Par un mémoire en défense, enregistré le 30 juin 2025, le ministre de l’intérieur conclut au rejet de la requête.
Il fait valoir que les moyens invoqués ne sont pas fondés.
Vu les pièces du dossier.
Vu :
— la convention européenne de sauvegarde des droits de l’homme et des libertés fondamentales ;
— l’accord franco-algérien du 27 décembre 1968 modifié ;
— le code de l’entrée et du séjour des étrangers et du droit d’asile ;
— le code de justice administrative.
Le président de la formation de jugement a dispensé le rapporteur public, sur sa proposition, de prononcer des conclusions à l’audience.

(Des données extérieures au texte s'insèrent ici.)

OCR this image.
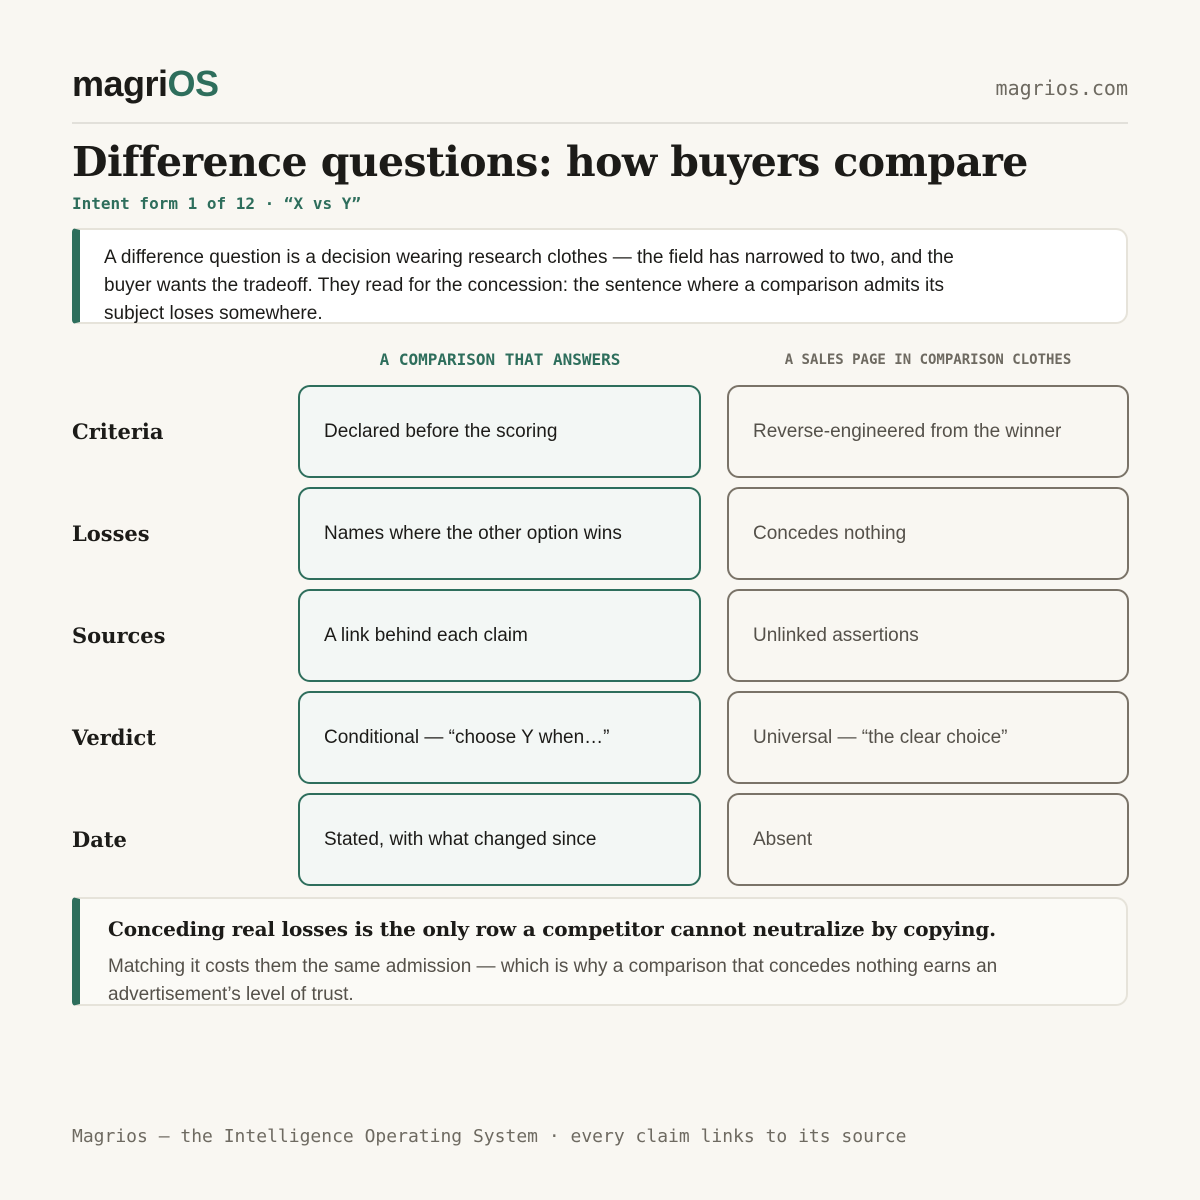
magriOS	magrios.com
Difference questions: how buyers compare
Intent form 1 of 12 · “X vs Y”

A difference question is a decision wearing research clothes — the field has narrowed to two, and the buyer wants the tradeoff. They read for the concession: the sentence where a comparison admits its subject loses somewhere.

A COMPARISON THAT ANSWERS	A SALES PAGE IN COMPARISON CLOTHES
Criteria	Declared before the scoring	Reverse-engineered from the winner
Losses	Names where the other option wins	Concedes nothing
Sources	A link behind each claim	Unlinked assertions
Verdict	Conditional — “choose Y when…”	Universal — “the clear choice”
Date	Stated, with what changed since	Absent
Conceding real losses is the only row a competitor cannot neutralize by copying.

Matching it costs them the same admission — which is why a comparison that concedes nothing earns an advertisement’s level of trust.

Magrios — the Intelligence Operating System · every claim links to its source
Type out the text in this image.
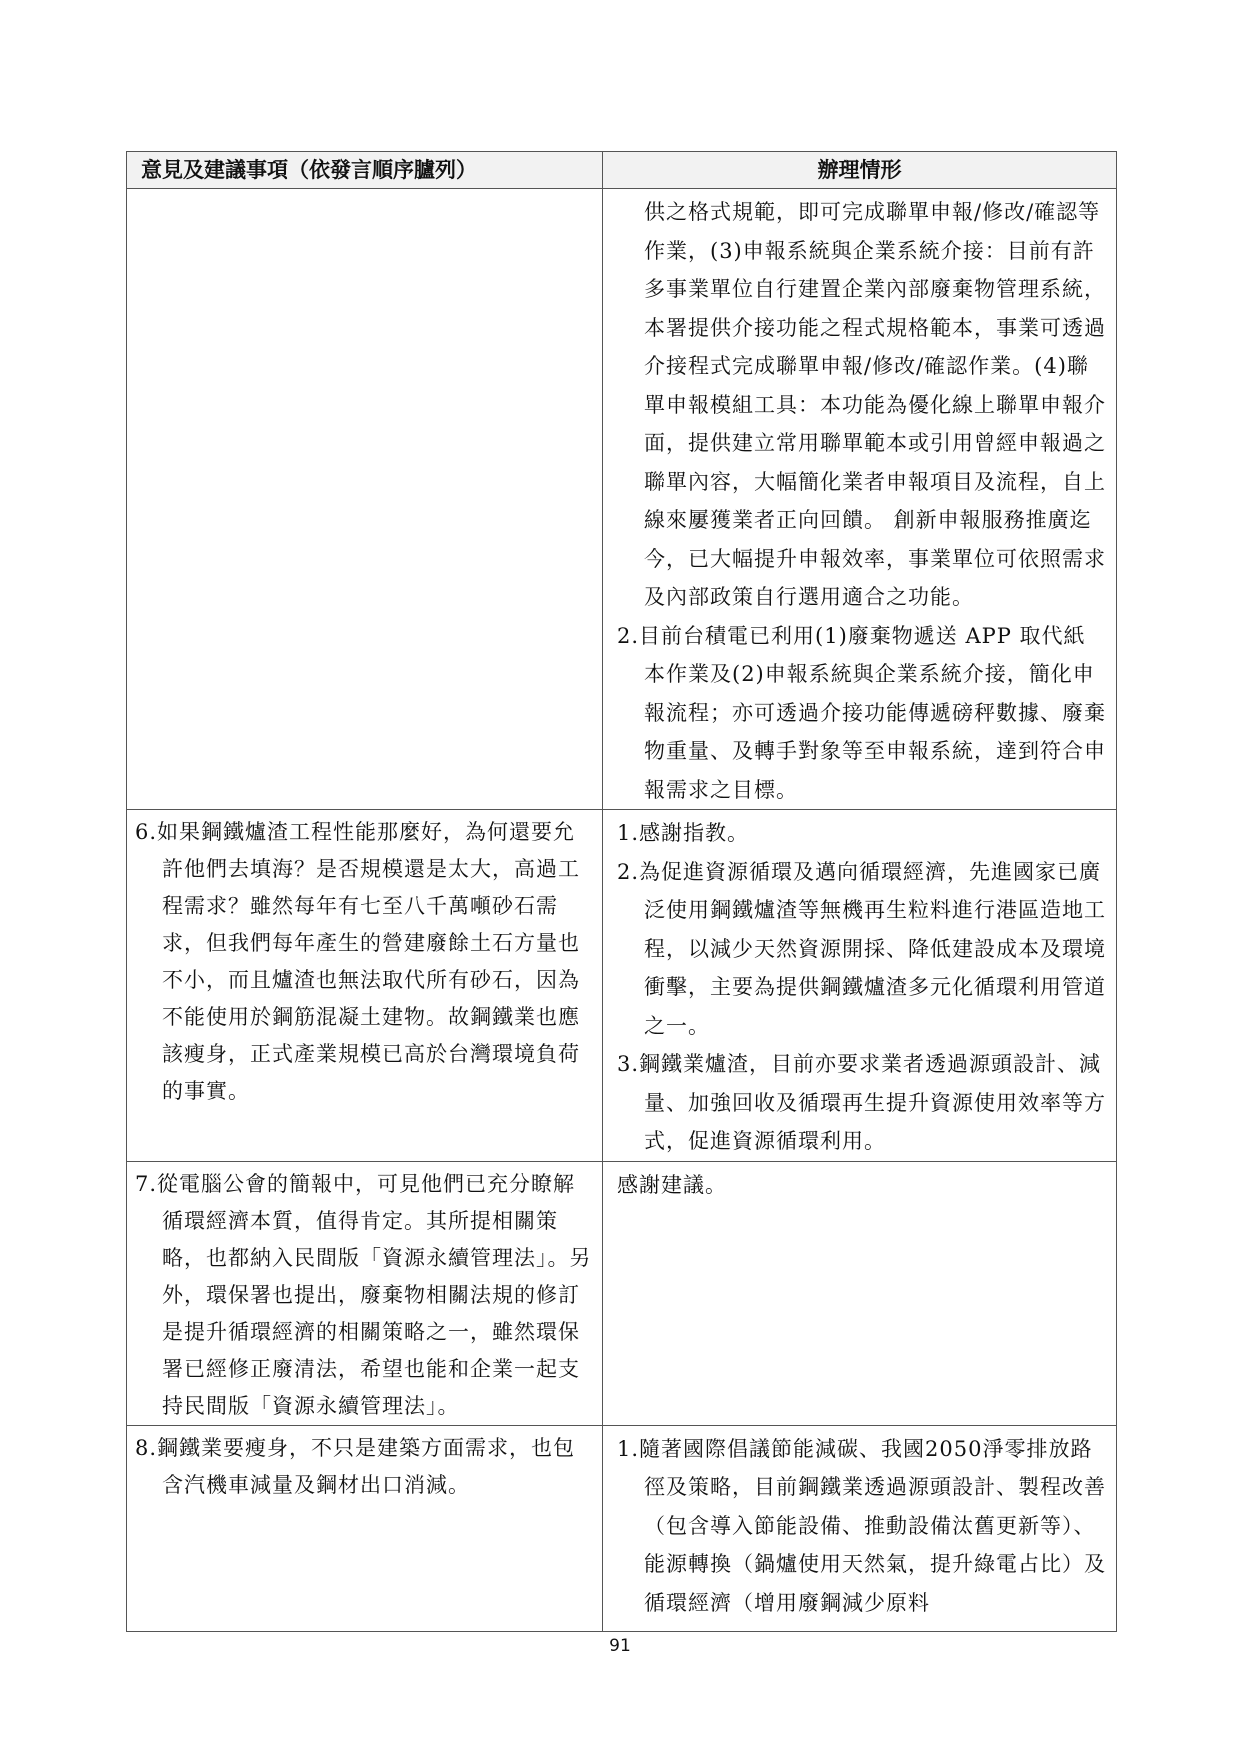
意見及建議事項（依發言順序臚列）	辦理情形

	供之格式規範，即可完成聯單申報/修改/確認等作業，(3)申報系統與企業系統介接：目前有許多事業單位自行建置企業內部廢棄物管理系統，本署提供介接功能之程式規格範本，事業可透過介接程式完成聯單申報/修改/確認作業。(4)聯單申報模組工具：本功能為優化線上聯單申報介面，提供建立常用聯單範本或引用曾經申報過之聯單內容，大幅簡化業者申報項目及流程，自上線來屢獲業者正向回饋。 創新申報服務推廣迄今，已大幅提升申報效率，事業單位可依照需求及內部政策自行選用適合之功能。

2.目前台積電已利用(1)廢棄物遞送 APP 取代紙本作業及(2)申報系統與企業系統介接，簡化申報流程；亦可透過介接功能傳遞磅秤數據、廢棄物重量、及轉手對象等至申報系統，達到符合申報需求之目標。

6.如果鋼鐵爐渣工程性能那麼好，為何還要允許他們去填海？是否規模還是太大，高過工程需求？雖然每年有七至八千萬噸砂石需求，但我們每年產生的營建廢餘土石方量也不小，而且爐渣也無法取代所有砂石，因為不能使用於鋼筋混凝土建物。故鋼鐵業也應該瘦身，正式產業規模已高於台灣環境負荷的事實。	1.感謝指教。

2.為促進資源循環及邁向循環經濟，先進國家已廣泛使用鋼鐵爐渣等無機再生粒料進行港區造地工程，以減少天然資源開採、降低建設成本及環境衝擊，主要為提供鋼鐵爐渣多元化循環利用管道之一。

3.鋼鐵業爐渣，目前亦要求業者透過源頭設計、減量、加強回收及循環再生提升資源使用效率等方式，促進資源循環利用。

7.從電腦公會的簡報中，可見他們已充分瞭解循環經濟本質，值得肯定。其所提相關策略，也都納入民間版「資源永續管理法」。另外，環保署也提出，廢棄物相關法規的修訂是提升循環經濟的相關策略之一，雖然環保署已經修正廢清法，希望也能和企業一起支持民間版「資源永續管理法」。	感謝建議。

8.鋼鐵業要瘦身，不只是建築方面需求，也包含汽機車減量及鋼材出口消減。	1.隨著國際倡議節能減碳、我國2050淨零排放路徑及策略，目前鋼鐵業透過源頭設計、製程改善（包含導入節能設備、推動設備汰舊更新等）、能源轉換（鍋爐使用天然氣，提升綠電占比）及循環經濟（增用廢鋼減少原料

91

Les parties ont été régulièrement averties du jour de l’audience.
Le rapport de Mme Lacour a été entendu au cours de l’audience publique.
Considérant ce qui suit :
Mme A… épouse C…, ressortissante algérienne, a sollicité la délivrance d’un visa d’entrée et de long séjour dit « de retour » en France auprès de l’autorité consulaire française à Alger (Algérie). Par une décision du 17 décembre 2023, cette autorité a refusé de délivrer le visa demandé. Par une décision implicite née le 8 mars 2024, dont Mme A… épouse C… demande l’annulation, la commission de recours contre les décisions de refus de visa d’entrée en France a rejeté le recours formé contre cette décision consulaire.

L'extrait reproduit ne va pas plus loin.